Chez moi, tandis que mes vertiges ne me quittent pas, j’allume une chaîne info avec l’espoir de trouver un débat qui me force à ne pas me retrouver seul, mais voilà, j’arrive pas à m’extirper de mes remords. L’œil au fond de la tombe. Un cachet d’anxiolytique plus tard je regarde les mêmes images de guerres et de catastrophes en boucle, sous-titrées de scandales politiques qui défilent en bas de mon écran géant, jusqu’à mon plongeon dans un sommeil artificiel.

***

Le lendemain je suis auditionné comme témoin sur la mort de Michel. Je me tiens à la version arrêtée par « Doudou Sénégal » pour m’éviter des emmerdes professionnelles.

— Je suis parti vers minuit, Michel faisait la fête. Si je suis au courant de ses pratiques sexuelles ? Oui, je le suis. Si je suis au courant de sa prise de cocaïne, non pas vraiment, en tout cas ce devait être qu’occasionnel, parce que Michel était un collègue modèle, sous pression d’accord, mais un travailleur et pas un junkie.

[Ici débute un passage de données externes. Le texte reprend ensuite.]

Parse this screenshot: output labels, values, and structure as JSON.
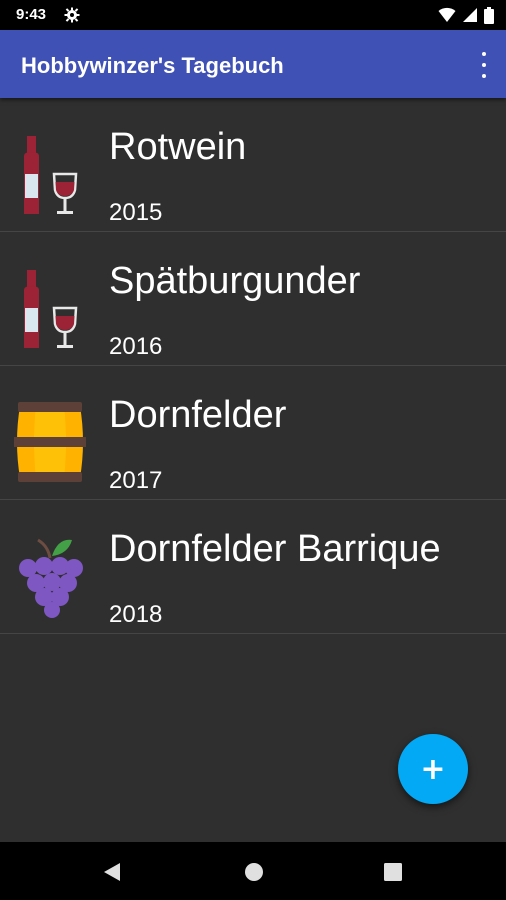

Le flic ne me croit pas un instant, je sais mentir dans un univers de banquier, mais ça ne prend pas sur lui. Il me sourit poliment, mais s’en fout aussi. Je lui demande si ça arrive, il me répond « oui, ça arrive pas souvent, mais parfois, une overdose de CC avec une grosse sodomie, ça donne un arrêt cardiaque ; la CC n’est pas une anesthésie. »

Je repense à la Roumaine qui s’est sentie mal après sa prise de coke. Elle est jeune et en bonne santé, mais Michel, combien il en a sniffé, avant de se faire défoncer ? La poudre c’est moi qui l’avais apportée. Je crois que de là vient mon sentiment de culpabilité. Un coup de chance que Doudou ait tout détruit et soit muet, parce que sinon c’est la prison pour moi.

C’est à partir de la mort de mon ami que je me bourre d’anxiolytiques. Je passe son enterrement dans une brume pharmaceutique. Même les bises éplorées de sa veuve je ne m’en rappelle qu’au creux d’un brouillard. À la sortie de la messe, Doudou est complètement effondré. Il aurait dû essayer comme moi les médicaments. Il me confie entre deux hoquets de larmes « ma bite elle ne peut conduire qu’au paradis », et là, au paroxysme de sa confession ridicule je console Doudou qui sanglote au creux de mes bras.